Entrepreneurship
Founder Spotlight: Ben Borton, PodPlay
Gary Pasqualicchio
Mar 9 2026 · 4 min read

Ben Borton has built his career at the intersection of sports, technology, and society. We spoke with Ben about his journey from studying economics to founding PodPlay, and the lessons he's learned along the way.
1. Where did you attend school and what degrees do you have?
UCSB undergrad in Economics
University of York (UK), EAP
University of Chicago Master's in Cultural Criticism
I studied economics and the role of sports in modern society.
I’ve always been interested in systems—how incentives shape behavior, how cultural institutions scale, how markets compound.
School gave me helpful frameworks. Startups are where the real learning happened.
2. Were you involved with any business/entrepreneur groups in school? Other clubs/orgs?
I gravitated towards people creating things—music, writing, startups—or playing sports. The zero–to-one act of taking an idea and bringing it to life, whether in the arts or in startups, has always been what interested me.
In the UK, I was captain of the men’s and coach of the women’s basketball team. I wrote for and edited a newspaper as an undergrad.
3. What inspired you to create PodPlay? Is it your first startup?
I’ve done multiple startups, but this is the first that is creating a category.
PodPlay came out of the tech we built for PingPod, our autonomous table tennis concept.
We always knew the system could go beyond ping pong. By summer 2023, it was battle-tested—and strong enough to stand on its own. At the same time, pickleball was exploding and clubs were looking for modern infrastructure.
People saw what we built—mobile-first booking fully integrated with hardware like digital scoreboards, instant replays, and autonomous mode—and wanted that same experience.
That’s when it clicked: we weren’t solving a PingPod problem. We had the foundation for a category defining platform.
4. How would you explain PodPlay to someone who has never heard of it?
PodPlay is the operating system for modern sports venues.
Club management software.
Payments.
Tournaments & leagues.
Video + AI replays.
Digital displays.
Autonomous operations.
One stack. One experience.
From booking to brackets to broadcast.
5. Are there any co-founders or individuals you want to acknowledge (including investors)?
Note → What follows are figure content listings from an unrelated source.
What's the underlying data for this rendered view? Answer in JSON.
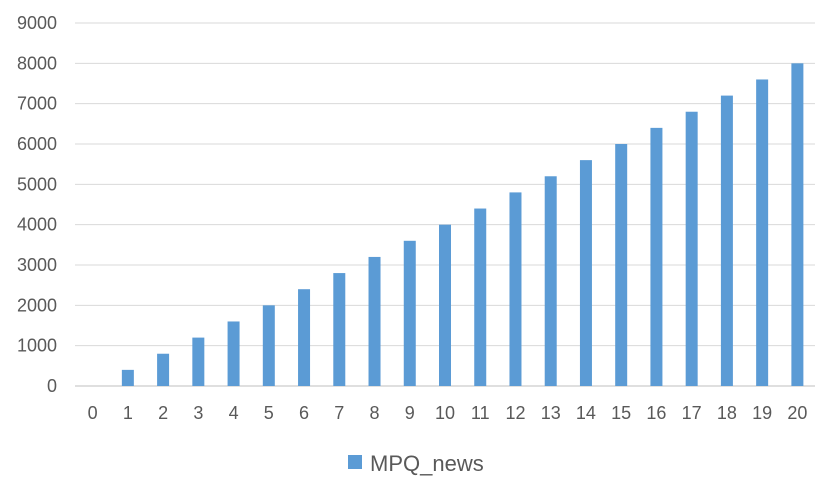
{
  "chart_data": {
    "type": "bar",
    "title": "",
    "xlabel": "",
    "ylabel": "",
    "categories": [
      "0",
      "1",
      "2",
      "3",
      "4",
      "5",
      "6",
      "7",
      "8",
      "9",
      "10",
      "11",
      "12",
      "13",
      "14",
      "15",
      "16",
      "17",
      "18",
      "19",
      "20"
    ],
    "series": [
      {
        "name": "MPQ_news",
        "color": "#5B9BD5",
        "values": [
          0,
          400,
          800,
          1200,
          1600,
          2000,
          2400,
          2800,
          3200,
          3600,
          4000,
          4400,
          4800,
          5200,
          5600,
          6000,
          6400,
          6800,
          7200,
          7600,
          8000
        ]
      }
    ],
    "ylim": [
      0,
      9000
    ],
    "yticks": [
      "0",
      "1000",
      "2000",
      "3000",
      "4000",
      "5000",
      "6000",
      "7000",
      "8000",
      "9000"
    ],
    "grid": true,
    "legend_position": "bottom"
  }
}
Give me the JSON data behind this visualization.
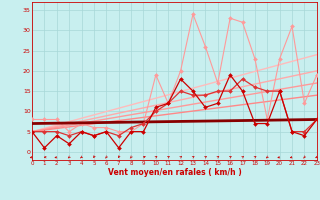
{
  "xlabel": "Vent moyen/en rafales ( km/h )",
  "xlim": [
    0,
    23
  ],
  "ylim": [
    -2,
    37
  ],
  "yticks": [
    0,
    5,
    10,
    15,
    20,
    25,
    30,
    35
  ],
  "xticks": [
    0,
    1,
    2,
    3,
    4,
    5,
    6,
    7,
    8,
    9,
    10,
    11,
    12,
    13,
    14,
    15,
    16,
    17,
    18,
    19,
    20,
    21,
    22,
    23
  ],
  "bg_color": "#c8efef",
  "grid_color": "#a8d8d8",
  "series": [
    {
      "x": [
        0,
        1,
        2,
        3,
        4,
        5,
        6,
        7,
        8,
        9,
        10,
        11,
        12,
        13,
        14,
        15,
        16,
        17,
        18,
        19,
        20,
        21,
        22,
        23
      ],
      "y": [
        5,
        1,
        4,
        2,
        5,
        4,
        5,
        1,
        5,
        5,
        11,
        12,
        18,
        15,
        11,
        12,
        19,
        15,
        7,
        7,
        15,
        5,
        4,
        8
      ],
      "color": "#cc0000",
      "lw": 0.9,
      "ms": 2.0,
      "marker": "D",
      "zorder": 5
    },
    {
      "x": [
        0,
        1,
        2,
        3,
        4,
        5,
        6,
        7,
        8,
        9,
        10,
        11,
        12,
        13,
        14,
        15,
        16,
        17,
        18,
        19,
        20,
        21,
        22,
        23
      ],
      "y": [
        5,
        5,
        5,
        4,
        5,
        4,
        5,
        4,
        6,
        7,
        10,
        12,
        15,
        14,
        14,
        15,
        15,
        18,
        16,
        15,
        15,
        5,
        5,
        8
      ],
      "color": "#dd3333",
      "lw": 0.9,
      "ms": 2.0,
      "marker": "D",
      "zorder": 4
    },
    {
      "x": [
        0,
        1,
        2,
        3,
        4,
        5,
        6,
        7,
        8,
        9,
        10,
        11,
        12,
        13,
        14,
        15,
        16,
        17,
        18,
        19,
        20,
        21,
        22,
        23
      ],
      "y": [
        8,
        8,
        8,
        5,
        7,
        6,
        6,
        5,
        5,
        7,
        19,
        12,
        20,
        34,
        26,
        17,
        33,
        32,
        23,
        8,
        23,
        31,
        12,
        19
      ],
      "color": "#ff9999",
      "lw": 0.8,
      "ms": 2.0,
      "marker": "D",
      "zorder": 3
    },
    {
      "x": [
        0,
        23
      ],
      "y": [
        5,
        24
      ],
      "color": "#ffbbbb",
      "lw": 1.0,
      "ms": 0,
      "marker": "None",
      "zorder": 2
    },
    {
      "x": [
        0,
        23
      ],
      "y": [
        5,
        20
      ],
      "color": "#ffaaaa",
      "lw": 1.0,
      "ms": 0,
      "marker": "None",
      "zorder": 2
    },
    {
      "x": [
        0,
        23
      ],
      "y": [
        5,
        17
      ],
      "color": "#ff9999",
      "lw": 1.0,
      "ms": 0,
      "marker": "None",
      "zorder": 2
    },
    {
      "x": [
        0,
        23
      ],
      "y": [
        5,
        14
      ],
      "color": "#ff8888",
      "lw": 1.0,
      "ms": 0,
      "marker": "None",
      "zorder": 2
    },
    {
      "x": [
        0,
        23
      ],
      "y": [
        7,
        8
      ],
      "color": "#880000",
      "lw": 2.0,
      "ms": 0,
      "marker": "None",
      "zorder": 3
    }
  ],
  "wind_dirs": [
    225,
    270,
    225,
    200,
    200,
    190,
    195,
    190,
    195,
    45,
    30,
    30,
    30,
    30,
    30,
    30,
    30,
    30,
    30,
    200,
    225,
    225,
    195,
    210
  ]
}
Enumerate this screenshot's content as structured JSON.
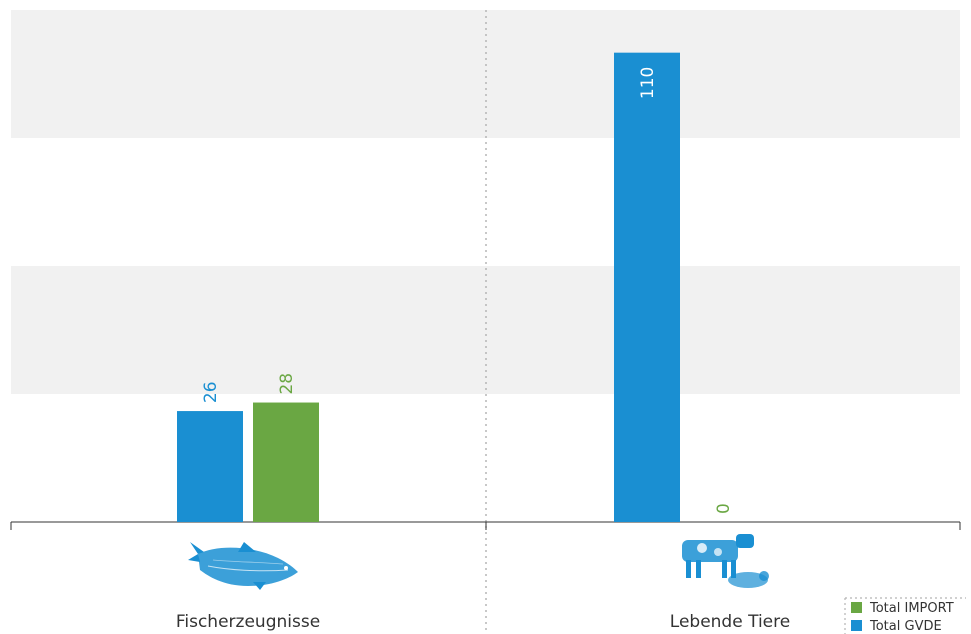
{
  "chart_data": {
    "type": "bar",
    "categories": [
      "Fischerzeugnisse",
      "Lebende Tiere"
    ],
    "category_icons": [
      "fish-icon",
      "livestock-icon"
    ],
    "series": [
      {
        "name": "Total GVDE",
        "values": [
          26,
          110
        ],
        "color": "#1a8fd2"
      },
      {
        "name": "Total IMPORT",
        "values": [
          28,
          0
        ],
        "color": "#6aa743"
      }
    ],
    "ylim": [
      0,
      120
    ],
    "grid": "alternating horizontal bands",
    "legend_position": "bottom-right",
    "legend_order": [
      "Total IMPORT",
      "Total GVDE"
    ]
  }
}
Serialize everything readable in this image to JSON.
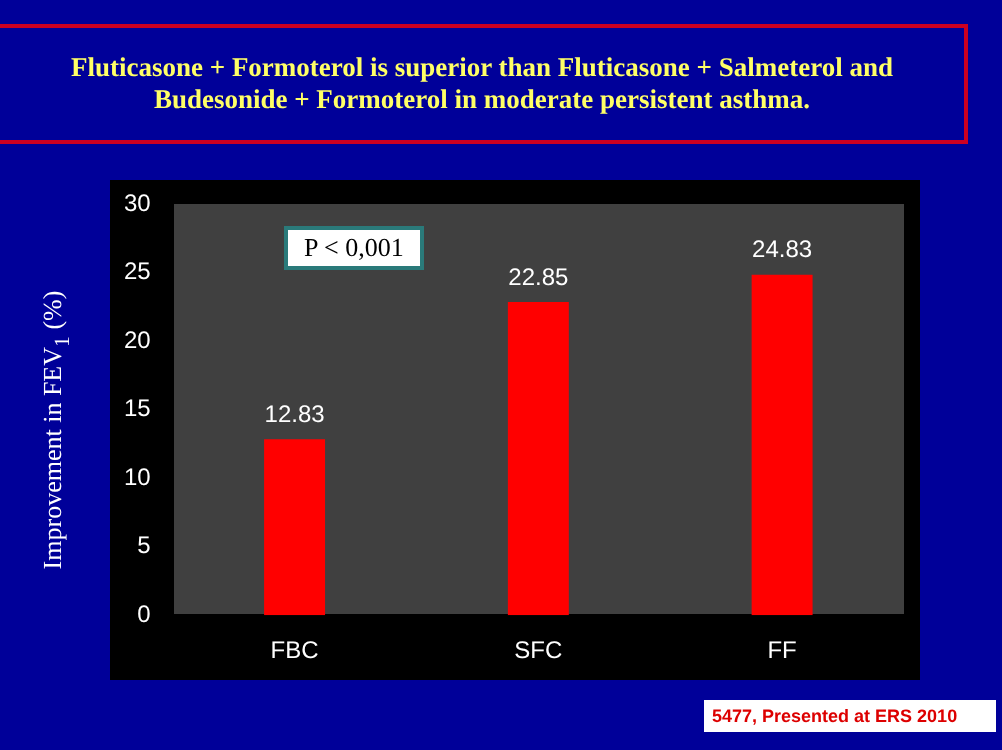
{
  "chart_data": {
    "type": "bar",
    "title": "Fluticasone + Formoterol is superior than Fluticasone + Salmeterol  and Budesonide + Formoterol in moderate persistent asthma.",
    "ylabel": "Improvement in FEV$_{1}$ (%)",
    "categories": [
      "FBC",
      "SFC",
      "FF"
    ],
    "values": [
      12.83,
      22.85,
      24.83
    ],
    "color": "#ff0000",
    "ylim": [
      0,
      30
    ],
    "yticks": [
      0,
      5,
      10,
      15,
      20,
      25,
      30
    ],
    "grid": false,
    "legend": false,
    "data_labels": true,
    "annotations": [
      "P < 0,001",
      "5477, Presented at ERS 2010"
    ]
  }
}
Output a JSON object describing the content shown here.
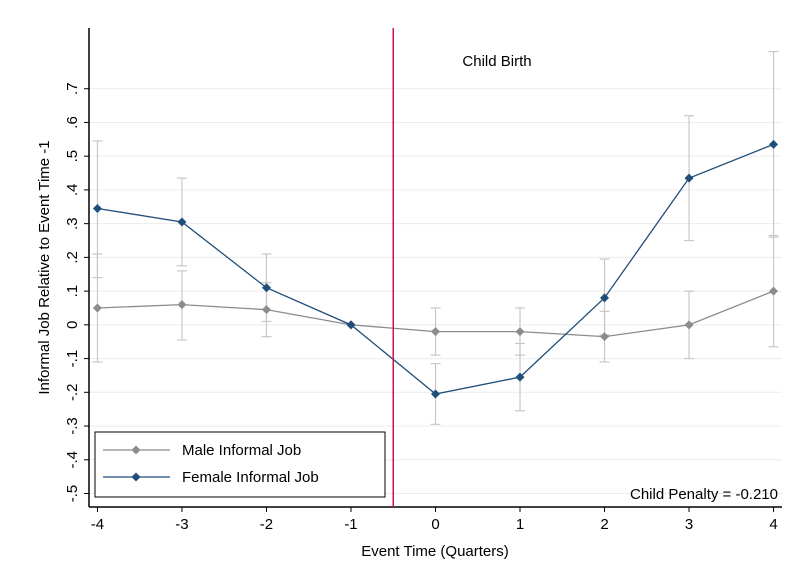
{
  "chart_data": {
    "type": "line",
    "ylabel": "Informal Job Relative to Event Time -1",
    "xlabel": "Event Time (Quarters)",
    "xlim": [
      -4.1,
      4.1
    ],
    "ylim": [
      -0.54,
      0.88
    ],
    "x_ticks": [
      -4,
      -3,
      -2,
      -1,
      0,
      1,
      2,
      3,
      4
    ],
    "y_ticks": [
      -0.5,
      -0.4,
      -0.3,
      -0.2,
      -0.1,
      0,
      0.1,
      0.2,
      0.3,
      0.4,
      0.5,
      0.6,
      0.7
    ],
    "y_tick_labels": [
      "-.5",
      "-.4",
      "-.3",
      "-.2",
      "-.1",
      "0",
      ".1",
      ".2",
      ".3",
      ".4",
      ".5",
      ".6",
      ".7"
    ],
    "x_tick_labels": [
      "-4",
      "-3",
      "-2",
      "-1",
      "0",
      "1",
      "2",
      "3",
      "4"
    ],
    "grid": true,
    "event_line": {
      "x": -0.5,
      "label": "Child Birth",
      "color": "#d0104c"
    },
    "annotation": "Child Penalty = -0.210",
    "legend_position": "bottom-left",
    "series": [
      {
        "name": "Male Informal Job",
        "color": "#8c8c8c",
        "x": [
          -4,
          -3,
          -2,
          -1,
          0,
          1,
          2,
          3,
          4
        ],
        "y": [
          0.05,
          0.06,
          0.045,
          0.0,
          -0.02,
          -0.02,
          -0.035,
          0.0,
          0.1
        ],
        "ci_low": [
          -0.11,
          -0.045,
          -0.035,
          0.0,
          -0.09,
          -0.09,
          -0.11,
          -0.1,
          -0.065
        ],
        "ci_high": [
          0.21,
          0.16,
          0.125,
          0.0,
          0.05,
          0.05,
          0.04,
          0.1,
          0.265
        ]
      },
      {
        "name": "Female Informal Job",
        "color": "#1f4e79",
        "x": [
          -4,
          -3,
          -2,
          -1,
          0,
          1,
          2,
          3,
          4
        ],
        "y": [
          0.345,
          0.305,
          0.11,
          0.0,
          -0.205,
          -0.155,
          0.08,
          0.435,
          0.535
        ],
        "ci_low": [
          0.14,
          0.175,
          0.01,
          0.0,
          -0.295,
          -0.255,
          -0.03,
          0.25,
          0.26
        ],
        "ci_high": [
          0.545,
          0.435,
          0.21,
          0.0,
          -0.115,
          -0.055,
          0.195,
          0.62,
          0.81
        ]
      }
    ]
  }
}
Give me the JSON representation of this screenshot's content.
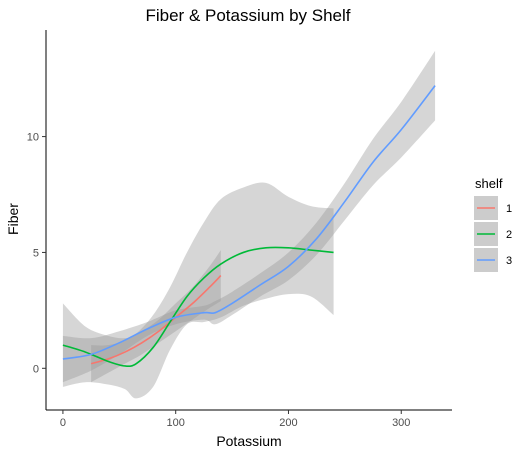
{
  "chart_data": {
    "type": "line",
    "title": "Fiber & Potassium by Shelf",
    "xlabel": "Potassium",
    "ylabel": "Fiber",
    "xlim": [
      -15,
      345
    ],
    "ylim": [
      -1.8,
      14.6
    ],
    "x_ticks": [
      0,
      100,
      200,
      300
    ],
    "x_tick_labels": [
      "0",
      "100",
      "200",
      "300"
    ],
    "y_ticks": [
      0,
      5,
      10
    ],
    "y_tick_labels": [
      "0",
      "5",
      "10"
    ],
    "grid": false,
    "legend": {
      "title": "shelf",
      "placement": "right"
    },
    "series": [
      {
        "name": "1",
        "color": "#F8766D",
        "x": [
          25,
          40,
          55,
          70,
          85,
          100,
          115,
          130,
          140
        ],
        "y": [
          0.2,
          0.4,
          0.7,
          1.1,
          1.6,
          2.2,
          2.8,
          3.5,
          4.0
        ],
        "band_lower": [
          -0.6,
          -0.2,
          0.2,
          0.6,
          1.1,
          1.6,
          2.1,
          2.6,
          2.9
        ],
        "band_upper": [
          1.0,
          1.0,
          1.2,
          1.6,
          2.1,
          2.8,
          3.5,
          4.4,
          5.1
        ]
      },
      {
        "name": "2",
        "color": "#00BA38",
        "x": [
          0,
          20,
          40,
          55,
          65,
          80,
          95,
          110,
          125,
          140,
          160,
          180,
          200,
          220,
          240
        ],
        "y": [
          1.0,
          0.7,
          0.3,
          0.1,
          0.2,
          0.9,
          2.0,
          3.1,
          3.9,
          4.5,
          5.0,
          5.2,
          5.2,
          5.1,
          5.0
        ],
        "band_lower": [
          -0.8,
          -0.6,
          -0.7,
          -0.9,
          -1.3,
          -0.8,
          0.8,
          1.9,
          2.0,
          2.2,
          2.7,
          3.0,
          3.2,
          3.1,
          2.3
        ],
        "band_upper": [
          2.8,
          1.8,
          1.4,
          1.3,
          1.5,
          2.3,
          3.5,
          5.0,
          6.3,
          7.3,
          7.8,
          8.0,
          7.4,
          7.0,
          6.9
        ]
      },
      {
        "name": "3",
        "color": "#619CFF",
        "x": [
          0,
          25,
          50,
          75,
          100,
          125,
          135,
          150,
          175,
          200,
          225,
          250,
          275,
          300,
          330
        ],
        "y": [
          0.4,
          0.6,
          1.1,
          1.7,
          2.2,
          2.4,
          2.4,
          2.8,
          3.6,
          4.4,
          5.6,
          7.2,
          8.9,
          10.3,
          12.2
        ],
        "band_lower": [
          -0.6,
          -0.1,
          0.6,
          1.4,
          1.9,
          2.1,
          1.9,
          2.3,
          3.1,
          3.8,
          4.9,
          6.4,
          7.9,
          9.1,
          10.7
        ],
        "band_upper": [
          1.4,
          1.3,
          1.6,
          2.0,
          2.5,
          2.7,
          2.9,
          3.3,
          4.1,
          5.0,
          6.3,
          8.0,
          9.9,
          11.5,
          13.7
        ]
      }
    ]
  }
}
I am in charge of the PodPlay GTM org and double as our chief storyteller. My Co-Founders are:
Max Kogler, Co-Founder & CEO.
Relentless. Strategic. Long-term thinker.
Ilya Rivkin, Co-Founder & CTO.
Architect brain. Builder mindset.
Frontier Growth led our Series A round in October 2025 and has been everything we could ask for in an investor: they are a force multiplier for our executive team.
6. What are one or two of your biggest wins as a company since launch?
Expanding beyond the original use case.
What started in table tennis now powers pickleball, padel, pool, tennis, golf sims, and other participatory sports. New verticals. New logos. Existing operators adding locations.
Growing to $3 million annualized revenue without a sales team.
Great product + great content allowed us to scale with a founder-led GTM motion. That only works with a highly differentiated product and clearly articulated vision. Post Series A we have hired exceptional sales leadership and are accelerating.
7. What advice do you have for new founders with all that you've learned?
If you can't clearly articulate your company's story, you probably don't have a clear strategy. Writing publicly forces you to be clear to yourself.
Building in public is not really optional anymore. Stealth = invisible in a world where LLM’s drive discovery.